Sem justiça, sem NBA: atletas reagem à violência policial e paralisam liga
"Nosso foco hoje não pode estar no basquete", diz o comunicado escrito por jogadores do Milwaukee Bucks
Nos últimos meses, o grito que marcou os protestos contra o racismo e a violência policial nos Estados Unidos foi “sem justiça; sem paz”. Pois na quarta-feira (26) os jogadores da NBA reforçaram a mensagem, e três jogos da liga de basquete foram cancelados. É um boicote após Jacob Blake, um homem negro, ser baleado pelas costas sete vezes por um policial do estado de Wisconsin.
“Nosso foco hoje não pode estar no basquete”, diz o comunicado escrito por jogadores do Milwaukee Bucks e lido por Sterling Brown, ele próprio uma vítima da violência policial. Enquanto a equipe está na bolha de Orlando, a 2 mil km de casa, no Wisconsin irrompem protestos em que também há vítimas fatais.
Em 2018, Brown foi detido por supostamente resistir a uma abordagem policial, mas meses depois um vídeo revelou que o atleta não mostrou qualquer resistência. Ele chegou a ser eletrocutado, mesmo sem ter feito nada.
Na quarta-feira, Brown foi porta-voz do Milwaukee Bucks, que na NBA representam justamente o estado de Wisconsin. O time se recusou a enfrentar o Orlando Magic no jogo 5 da primeira rodada dos playoffs, e a partida foi suspensa. Pouco depois a liga anunciou que também não ocorreriam os jogos entre Rockets e Thunder e entre Lakers e Trail Blazers.
“Nos últimos dias, vimos o vídeo horrendo de Jacob Blake sendo baleado nas costas sete vezes por um policial. Apesar do apelo esmagador por mudança, não houve nenhuma ação, então nosso foco hoje não pode estar no basquete”, afirma o manifesto assinado pelos Bucks.
Os Bucks entraram em contato com autoridades do estado de Wisconsin para cobrar respostas. Depois da videoconferência, o vice-governador do estado, Mandela Barnes, disse em entrevista que os atletas “querem algo tangível que possa ser feito a curto e a longo prazo”. Nesta semana o governo estadual convocou a Câmara Legislativa a votar um pacote de medidas que inclui a reforma policial.
O protesto ganhou apoio do sindicato dos atletas e também da associação de técnicos da NBA, LeBron James e outros astros também se menifestaram, e a faísca gerada pelos Bucks pode inflamar toda a liga. “A temporada está a perigo”, afirmou um jogador veterano ao repórter Adrien Wojnarowski, da ESPN norte-americana.

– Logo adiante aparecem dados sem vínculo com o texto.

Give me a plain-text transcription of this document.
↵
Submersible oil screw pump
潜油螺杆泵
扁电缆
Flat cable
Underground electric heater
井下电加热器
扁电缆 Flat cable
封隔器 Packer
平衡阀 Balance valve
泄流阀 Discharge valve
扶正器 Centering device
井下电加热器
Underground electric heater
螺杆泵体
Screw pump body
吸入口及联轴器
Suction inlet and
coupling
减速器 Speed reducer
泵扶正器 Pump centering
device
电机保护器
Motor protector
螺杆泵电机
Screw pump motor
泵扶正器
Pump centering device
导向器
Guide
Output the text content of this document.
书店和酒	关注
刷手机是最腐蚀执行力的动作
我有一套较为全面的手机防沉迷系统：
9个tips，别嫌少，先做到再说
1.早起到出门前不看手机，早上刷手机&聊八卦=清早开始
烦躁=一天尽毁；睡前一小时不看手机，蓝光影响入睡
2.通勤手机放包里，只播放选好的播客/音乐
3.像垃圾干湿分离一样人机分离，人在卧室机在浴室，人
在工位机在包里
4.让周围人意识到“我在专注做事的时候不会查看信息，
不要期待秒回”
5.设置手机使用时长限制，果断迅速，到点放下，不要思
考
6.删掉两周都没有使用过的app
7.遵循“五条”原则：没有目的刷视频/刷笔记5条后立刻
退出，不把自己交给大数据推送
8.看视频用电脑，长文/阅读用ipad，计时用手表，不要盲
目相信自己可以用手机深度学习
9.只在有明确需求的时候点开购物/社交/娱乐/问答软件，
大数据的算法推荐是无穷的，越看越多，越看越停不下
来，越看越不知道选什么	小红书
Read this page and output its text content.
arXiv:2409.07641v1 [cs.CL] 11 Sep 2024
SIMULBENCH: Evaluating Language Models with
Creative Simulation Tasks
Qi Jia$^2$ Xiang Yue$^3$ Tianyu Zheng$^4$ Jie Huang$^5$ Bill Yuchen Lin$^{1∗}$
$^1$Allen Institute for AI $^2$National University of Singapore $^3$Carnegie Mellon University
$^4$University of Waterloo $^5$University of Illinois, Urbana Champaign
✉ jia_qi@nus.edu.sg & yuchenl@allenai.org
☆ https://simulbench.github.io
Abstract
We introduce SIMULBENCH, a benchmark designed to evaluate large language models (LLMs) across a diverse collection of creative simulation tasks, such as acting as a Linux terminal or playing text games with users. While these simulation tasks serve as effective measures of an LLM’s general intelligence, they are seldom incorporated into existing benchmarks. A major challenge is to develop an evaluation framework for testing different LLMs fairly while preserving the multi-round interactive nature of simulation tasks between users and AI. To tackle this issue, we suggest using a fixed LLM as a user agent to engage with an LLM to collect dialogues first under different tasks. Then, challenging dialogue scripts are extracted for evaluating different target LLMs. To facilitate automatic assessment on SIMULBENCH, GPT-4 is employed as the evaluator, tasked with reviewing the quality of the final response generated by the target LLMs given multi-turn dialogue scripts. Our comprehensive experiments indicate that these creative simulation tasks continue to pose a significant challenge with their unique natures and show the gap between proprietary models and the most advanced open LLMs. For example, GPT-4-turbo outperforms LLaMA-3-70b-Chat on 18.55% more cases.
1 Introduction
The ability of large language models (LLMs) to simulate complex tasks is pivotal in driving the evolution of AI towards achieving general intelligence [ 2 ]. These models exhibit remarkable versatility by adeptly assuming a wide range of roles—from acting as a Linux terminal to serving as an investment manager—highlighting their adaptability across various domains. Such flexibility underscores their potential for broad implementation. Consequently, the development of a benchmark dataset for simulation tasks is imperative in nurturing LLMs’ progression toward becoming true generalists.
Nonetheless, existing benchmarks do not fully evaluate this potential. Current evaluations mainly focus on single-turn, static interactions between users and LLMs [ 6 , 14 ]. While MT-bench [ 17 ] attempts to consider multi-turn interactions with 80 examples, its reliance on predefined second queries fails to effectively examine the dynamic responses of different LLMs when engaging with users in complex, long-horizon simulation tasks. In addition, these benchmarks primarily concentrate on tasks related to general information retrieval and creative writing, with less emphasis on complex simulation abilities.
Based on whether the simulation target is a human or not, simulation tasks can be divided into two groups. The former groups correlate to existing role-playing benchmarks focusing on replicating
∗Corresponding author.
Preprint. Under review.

Ainda na quarta, a manifestação extrapolou a NBA. A liga feminina de basquete, WNBA, seguiu o exemplo e também cancelou os jogos previstos para o dia: em vez das partidas, as atletas se uniram no centro da quadra e se ajoelharam juntas, de braços dados.
Na MLB, a liga norte-americana de beisebol, jogadores do Milwaukee Brewers e do Cincinnati Reds também decidiram não disputar uma partida marcada para o dia 27. A Major League Soccer (MLS) fez o mesmo, e cancelou cinco das seis partidas programadas para a noite.
O caso Jacob Blake é mais um em que uma pessoa negra é vítima da força desproporcional de um oficial de polícia em serviço nos EUA. No último domingo (23), ele tentou apartar uma briga entre duas mulheres quando foi abordado por policiais. O homem de 29 anos foi baleado sete vezes, pelas costas, na frente da esposa e de três filhos. Blake está hospitalizado em estado grave.
Outros casos semelhantes motivaram protestos de jogadores da NBA na retomada da temporada. Em fevereiro, Ahmaud Arbery foi morto por um ex-policial e seu filho enquanto se exercitava em uma praça de Brunswick, no estado da Georgia.
Em março, Breonna Taylor foi morta com oito tiros após a polícia de Louisville, no Kentucky, invadir a casa em que ela dormia com o namorado. Em maio, em Minneapolis, George Floyd morreu enquanto um policial se ajoelhava sobre seu pescoço.
Em reação às mortes, centenas de milhares de estadunidenses saíram às ruas em protesto nos últimos meses, e o movimento “Black Lives Matter” encontrou eco também em outros países. Na NBA, desde o retorno da temporada os atletas têm usado mensagens de protestos nas camisas e nos tênis, além de abordarem o assunto em entrevistas.
Boicote paralisa a liga pela primeira vez
É a primeira vez que a NBA suspende jogos devido a uma causa social. A liga já teve que cancelar partidas por questões de saúde, como no 11 de março em que o pivô Rudy Gobert (Utah Jazz) testou positivo para o coronavírus — horas depois, a temporada inteira seria suspensa. Também já houve lockout por questões trabalhistas, mas nunca por protesto social dos atletas.